Die Kremser Gasse bleibt St. Pöltens meistfrequentierte Straße. (Foto: Werner Jäger)

ST. PÖLTEN. 650.139 Passanten wurden an sechs Tagen im Oktober 2017 in der Fußgängerzone gezählt. Im Jahr davor waren es 611.744.

Das Tor zur Kremser Gasse, die Kreuzung zwischen Kremser Gasse, Brunngasse und Klostergasse, war einmal mehr meistfrequentierter Ort bei der Zählung im Oktober 2017. 92.723 Menschen gingen an sechs Tagen von 8 bis 19 Uhr an der Zählstelle des „CT City-Teams“ vorbei, im Jahr davor waren es 86.098 Menschen.
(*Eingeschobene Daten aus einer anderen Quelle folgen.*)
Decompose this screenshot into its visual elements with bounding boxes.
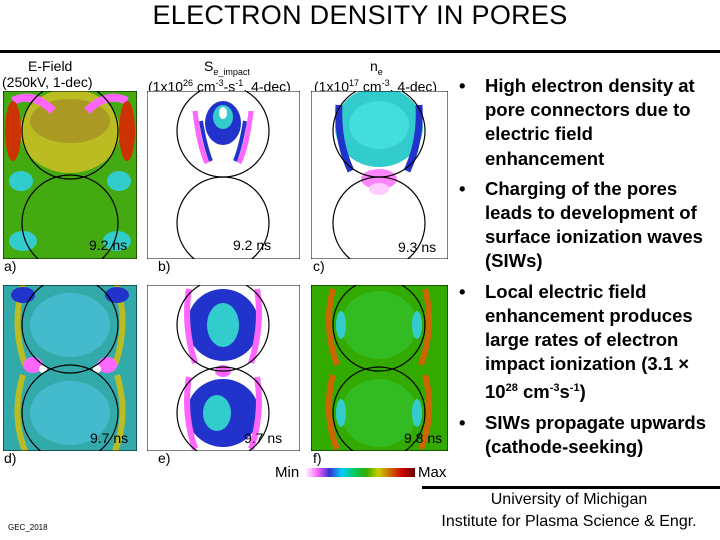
footer-rule: [422, 486, 720, 489]
panel-b-label: b): [158, 258, 171, 274]
panel-e-time: 9.7 ns: [244, 430, 283, 446]
colorbar: [305, 468, 415, 477]
bullet-item: • Local electric field enhancement produc…: [459, 280, 693, 403]
panel-e-label: e): [158, 450, 171, 466]
panel-d-label: d): [4, 450, 17, 466]
gec-tag: GEC_2018: [8, 523, 48, 532]
efield-map-d: [3, 285, 137, 451]
slide-title: ELECTRON DENSITY IN PORES: [152, 0, 568, 30]
panel-e-simpact: [147, 285, 300, 451]
panel-f-time: 9.8 ns: [404, 430, 443, 446]
ne-map-c: [311, 91, 448, 259]
panel-c-label: c): [313, 258, 325, 274]
panel-a-efield: [3, 91, 137, 259]
panel-f-ne: [311, 285, 448, 451]
panel-c-time: 9.3 ns: [398, 239, 437, 255]
footer-institute: Institute for Plasma Science & Engr.: [441, 513, 697, 530]
bullet-item: • SIWs propagate upwards (cathode-seeking…: [459, 411, 707, 457]
ne-map-f: [311, 285, 448, 451]
panel-d-time: 9.7 ns: [90, 430, 129, 446]
panel-f-label: f): [313, 450, 322, 466]
efield-name: E-Field: [28, 58, 73, 74]
panel-d-efield: [3, 285, 137, 451]
simpact-header: Se_impact: [204, 58, 250, 77]
panel-a-time: 9.2 ns: [89, 237, 128, 253]
simpact-map-e: [147, 285, 300, 451]
ne-header: ne: [370, 58, 383, 77]
simpact-map-b: [147, 91, 300, 259]
panel-b-simpact: [147, 91, 300, 259]
bullet-list: • High electron density at pore connector…: [455, 74, 717, 465]
efield-range: (250kV, 1-dec): [2, 74, 93, 90]
footer-university: University of Michigan: [490, 491, 648, 508]
colorbar-max-label: Max: [418, 464, 447, 481]
panel-b-time: 9.2 ns: [233, 237, 272, 253]
efield-header: E-Field: [28, 59, 72, 73]
simpact-range: (1x1026 cm-3-s-1, 4-dec): [148, 78, 291, 95]
efield-map-a: [3, 91, 137, 259]
panel-c-ne: [311, 91, 448, 259]
panel-a-label: a): [4, 258, 17, 274]
title-rule: [0, 50, 720, 53]
bullet-item: • High electron density at pore connector…: [459, 75, 695, 169]
colorbar-min-label: Min: [275, 464, 300, 481]
bullet-item: • Charging of the pores leads to developm…: [459, 177, 703, 272]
Hinter dem „Tor zur Kremser Gasse“ landete mit 74.695 Passanten die Brunngasse. „Sie hat den zweiten Platz mit einer Steigerung von beinahe 4.600 Besuchern mehr als deutlich ausgebaut”, freut sich Marketing-St. Pölten-Geschäftsführer Matthias Weiländer, der die Studie in Auftrag gegeben hatte.
Dazu gewonnen hat auch der Herrenplatz: Über 7.200 Passanten mehr als 2016 passierten die Messstelle, an der Galerie Maringer gingen um 5.000 Menschen mehr als im Vorjahr vorbei, über 6.000 waren es bei der Wiener Straße 14.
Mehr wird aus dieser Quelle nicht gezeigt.